CORROSION RESISTANCE OF METALLIC BIOMATERIALS IN SIMULATED BODY FLUIDS

Abstract

The field of biomaterials is of immense importance for the mankind as the very existence and longevity of some of the less fortunate human beings. The field of biomaterials is not new and as early as 4000 years back the Egyptians and Romans have used linen for sutures, gold and iron for dental applications and wood for toe replacement but with very little knowledge about the problem of corrosion. Currently, the availability of better diagnostic tools and advancements in the knowledge on materials as well as on surgical procedures, implantology has assumed greater significance and bioimplants are commonly used in dentistry, orthopedics, plastic and reconstructive surgery, ophthalmology, cardiovascular surgery, neurosurgery, immunology, histopathology, experimental surgery, and veterinary medicine. Various classes of materials such as metals, alloys, polymers ceramics and composites have been widely used to fabricate the bioimplants. These implants encounter different biological environments of very different physico-chemical nature and their interaction with the tissues and bones is a complex problem.

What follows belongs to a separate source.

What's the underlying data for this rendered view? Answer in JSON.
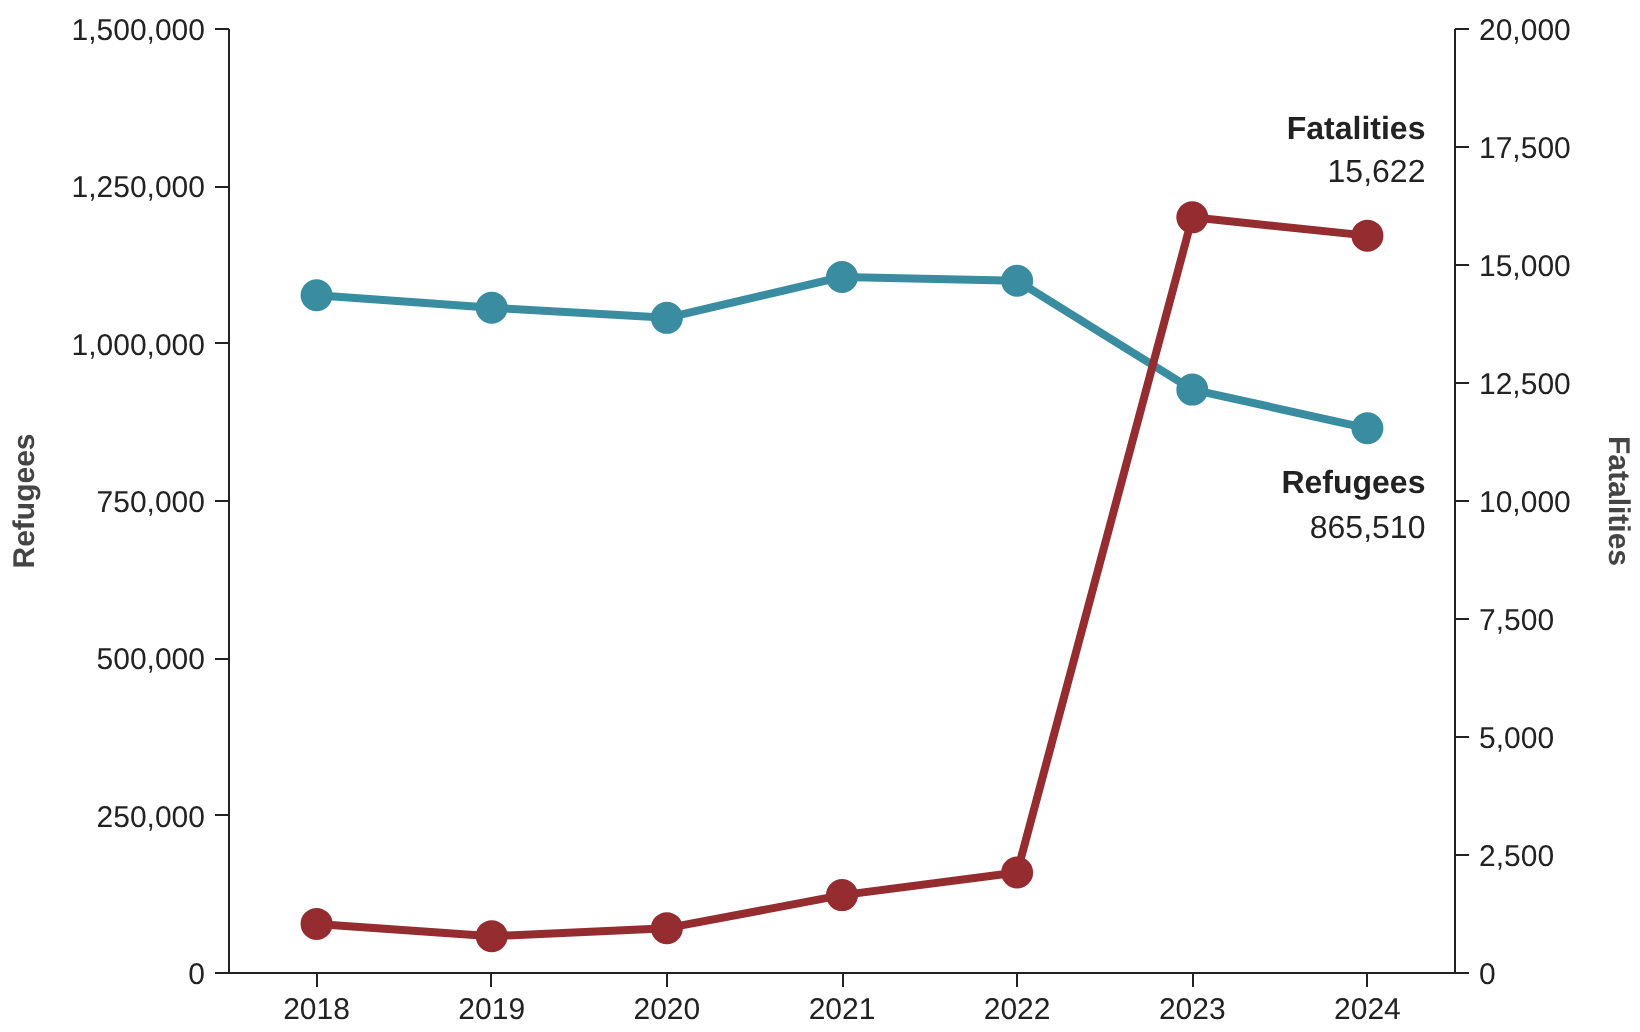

Corrosion, the steady degradation of materials by electrochemical attack is of great concern particularly when a metallic implant is placed in the aggressive electrolytic environment of the human body. The implants face severe corrosion environment which includes blood and other constituents of the body fluid which encompass several constituents like water, sodium, chlorine, proteins, plasma, amino acids along with mucin in the case of saliva .The aqueous medium in the human body consists of various anions such as chloride, phosphate, and bicarbonate ions, cations like Na+ , K+ , Ca^2+, Mg²⁺ etc., organic substances of low-molecular-weight species as well as relatively high molecular-weight polymeric components, and dissolved oxygen . The biological molecules upset the equilibrium of the corrosion reactions of the implant by consuming the products due to anodic or cathodic reaction. Proteins can bind themselves to metal ions and transport them away from the implant surface upsetting the equilibrium across the surface double layer that is formed by the electrons on the surface and excess cations in the solution.